Study suggests Hollywood still thinks women are better seen and not heard
Published: December 1, 2011
That’s where even the Annenberg School’s Stacy Smith underestimates the gravity of the situation, just a little bit: “Some of this is a function of the fact that we see more males working behind the scenes than females, and they’re telling the stories that they know,” she tells the L.A. Times. But if women are more than half the population, then the stories those men “know” should be populated accordingly. These fellas have mothers and sisters and significant others. (Or, as they’re known at the Hollywood-executive level, “paid escorts.”) The members of the industry’s old-boys club aren’t depicting the world they know, but the one they want to see: one in which women aren’t around much, look great when they do show up and kindly vamoose before they can spoil the view by talking.

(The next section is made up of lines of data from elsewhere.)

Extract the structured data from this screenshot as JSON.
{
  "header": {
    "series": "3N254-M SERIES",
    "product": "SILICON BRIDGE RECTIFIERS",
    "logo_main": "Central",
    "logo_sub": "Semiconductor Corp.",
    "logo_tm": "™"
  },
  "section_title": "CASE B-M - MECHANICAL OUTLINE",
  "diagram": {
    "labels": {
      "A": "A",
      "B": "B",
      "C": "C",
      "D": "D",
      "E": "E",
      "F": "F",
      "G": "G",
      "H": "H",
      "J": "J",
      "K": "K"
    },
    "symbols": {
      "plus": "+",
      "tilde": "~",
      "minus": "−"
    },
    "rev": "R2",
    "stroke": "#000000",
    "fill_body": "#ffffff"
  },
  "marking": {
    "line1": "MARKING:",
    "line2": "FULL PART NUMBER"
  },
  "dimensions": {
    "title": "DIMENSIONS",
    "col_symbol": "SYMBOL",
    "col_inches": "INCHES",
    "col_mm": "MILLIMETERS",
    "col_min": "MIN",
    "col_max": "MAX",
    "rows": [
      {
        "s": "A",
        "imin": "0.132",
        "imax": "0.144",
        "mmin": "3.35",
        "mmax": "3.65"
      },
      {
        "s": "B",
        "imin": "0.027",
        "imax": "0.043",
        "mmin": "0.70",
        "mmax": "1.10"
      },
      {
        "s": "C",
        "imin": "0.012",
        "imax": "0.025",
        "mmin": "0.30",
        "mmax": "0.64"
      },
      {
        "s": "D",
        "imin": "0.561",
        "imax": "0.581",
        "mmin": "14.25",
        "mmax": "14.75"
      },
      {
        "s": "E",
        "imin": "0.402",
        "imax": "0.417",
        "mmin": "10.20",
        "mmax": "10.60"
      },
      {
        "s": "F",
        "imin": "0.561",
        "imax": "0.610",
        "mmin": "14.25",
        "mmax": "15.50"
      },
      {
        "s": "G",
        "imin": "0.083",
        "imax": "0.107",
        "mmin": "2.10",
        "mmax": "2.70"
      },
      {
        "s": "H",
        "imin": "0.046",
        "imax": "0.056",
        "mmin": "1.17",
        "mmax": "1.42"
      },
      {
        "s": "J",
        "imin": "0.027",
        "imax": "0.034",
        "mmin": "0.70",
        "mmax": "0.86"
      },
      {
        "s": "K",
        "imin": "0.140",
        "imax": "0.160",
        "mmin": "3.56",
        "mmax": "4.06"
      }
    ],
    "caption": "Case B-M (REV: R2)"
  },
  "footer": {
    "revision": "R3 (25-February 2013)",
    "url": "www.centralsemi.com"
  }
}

To put a rancid cherry on the whole rotten sundae, the speaking-part breakdown in the Annenberg study was unchanged from the previous year. Why might that be? Despite all the supposed advancements in society, why do women remain an underrepresented, comparatively silent minority in the medium that’s purported to embody our most fervent hopes and dreams?
Hell if I know. I should probably set aside time to think about it. But honestly, I’m spending all my free time on this Herman Cain website, where he’s warning any broad he might ever have attacked that she’ll keep her mouth shut if she knows what’s good for her. I swear it’s just a riot.